Interpretive Spatio-Temporal Features for Multi-Turn Responses Selection

Primary LanguagePython



Implementation of the model described in the ACL'19 short paper:

  • Interpretive Spatio-Temporal Features for Multi-TurnResponses Selection by Junyu Lu, Chenbin Zhang, Zeying Xie, Guang Ling, Chao Zhou, Zenglin Xu

Files in this repository:

  • dataset folder: the dataset.
  • tmp folder: path to save log and models.
  • cache folder: path to save pre-processed data while running at the first time.
  • model.py folder: code of STM.
  • main.py: code entrance.
  • processor.py: code for processing the Ubunutu Corpus and the Advising Dataset that release by DSTC7 Track1.
  • STMDataLoader.py: dataloader.


dataset/ubuntu_train_subtask_1.json, dataset/ubuntu_dev_subtask_1.json and dataset/ubuntu_test_subtask_1.json are the training, development and test sets, respectively.
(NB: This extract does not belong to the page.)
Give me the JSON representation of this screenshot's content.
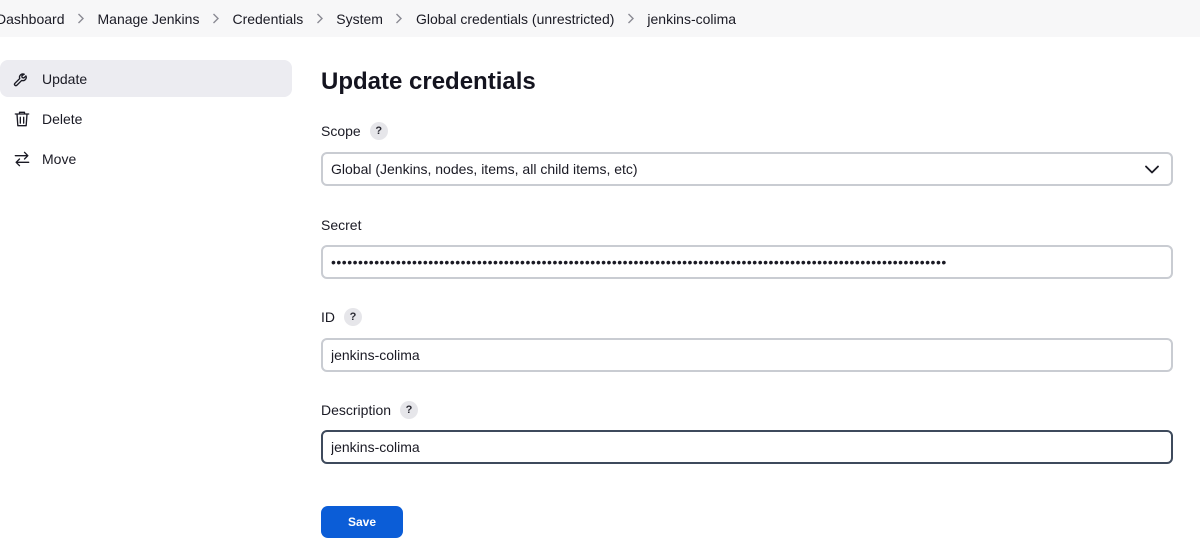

The format of them is as follows:

        "data-split": "dev",
        "example-id": 1100001,
        "messages-so-far": [
                "speaker": "participant_1",
                "utterance": "hey guys, does your livecd have chroot installed? and bash?"
                "speaker": "participant_2",
                "utterance": "sure"
                "speaker": "participant_1",
                "utterance": "does it have everything I need to format a partition ext2?. and ext3?"
                "speaker": "participant_2",
                "utterance": "yep"
                "speaker": "participant_1",
                "utterance": "yay I can use it to install gentoo. !"
                "speaker": "participant_2",
                "utterance": "lol. LOL"
                "speaker": "participant_1",
                "utterance": "=-). brb rebooting into ubuntu"
                "speaker": "participant_2",
                "utterance": "form last week:. 04:21:47] <findme> this is a big crowd here. [04:21:53] <findme> have all gentoo users moved here ?"
                "speaker": "participant_1",
                "utterance": "to bad its still using apt I would switch in a heart beat if it had its own package manager"
       "options-for-correct-answers": [
                "candidate-id": "TLSHF16Y4J4L",
                "utterance": "what are you missing in apt ?"
        "options-for-next": [
                "candidate-id": "YWOA49156J9P",
                "utterance": "issues with msn?. I'm experiencing them on windows atm, current msn version"
                "candidate-id": "RYBI7QRD9QZN",
                "utterance": "<> AmaroqWolf: alias='sudo admincommand'.  <AmaroqWolf>  aw, can't make myself type sudo? I like it better that way."
                "candidate-id": "TLSHF16Y4J4L",
                "utterance": "what are you missing in apt ?"


  1. Download the subtask1 dataset from the website and put it into dataset/
  2. Train a model using default hyperparameters (Excuting at the first time may need a little time to prepare the data and save in cache/).

python main.py --save_path 'tmp/' --encoder_type 'GRU' --pretrain_embedding glove.42B.300d.txt

  1. Evaluated results are saved to tmp/eval_result.txt and tmp/test_result.txt respectively.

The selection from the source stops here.